What “Single Prompt” Actually Means
It does not mean one sentence.
It means one comprehensive instruction block that includes:
- System architecture
- Constraints and non-goals
- Technology stack decisions
- Data flow expectations
- Performance requirements
- Naming conventions
- Error-handling philosophy
- Explicit anti-patterns to avoid
You treat the model less like a coding assistant and more like a compiler that must be given a complete specification.
For example:
Instead of:
“make an Ecommerce Website” then “Now Add Authentication” then “Now add role-based access.” then “Fix the redirect loop.” then “Actually use JWT.” then “Now add Cart Logic” then
You issue something like:
“Build a production-grade eCommerce web application using Laravel as a RESTful backend API with PostgreSQL as the primary database, implementing a stateless authentication system based on JWT where tokens are issued server-side and stored exclusively in secure, HttpOnly, SameSite cookies (no localStorage or sessionStorage usage under any circumstance), with role-based access control enforced through custom middleware layers mapped to clearly defined roles (e.g., admin, vendor, customer) and permissions at the route level; the frontend must operate as a fully AJAX-driven client (no full-page reloads, no Blade-rendered state transitions beyond the initial bootstrap view).” and so one
dont worry about making it “too long” modern AI agents build to keep thousands of lines in code in context can easily handle it…
And if the output is not to your liking or is non functional you go back and add to first prompt instead of issuing another promt.
Where This Breaks Down
This approach struggles when:
- Requirements evolve continuously.
- Product definition is ambiguous.
- AI can’t really do good UI and UX iteration is highly subjective.
- Edge-case density is high (security, concurrency, distributed systems).
In those domains, human oversight remains essential.
But for scoped systems — internal tools, APIs, admin dashboards, service modules — the Single Prompt Philosophy consistently produces cleaner, more coherent results than iterative patching.
The Real Lesson
The failure of long-running autonomous agents is not about intelligence ceilings.
It’s about constraint fragmentation.
We treat AI like a junior developer in a Slack thread.
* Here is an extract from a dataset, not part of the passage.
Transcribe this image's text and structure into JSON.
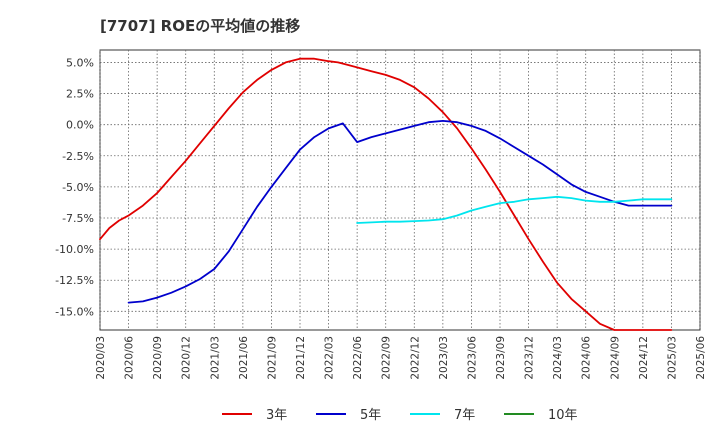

What it actually resembles is a probabilistic compiler: powerful, fast, and capable of synthesis — but only when given a complete specification.
If we want AI to build software autonomously, we may need to stop thinking in conversations and start thinking in constraints.
The future of autonomous development might not depend on longer context windows or more agents.
It might depend on better first prompts.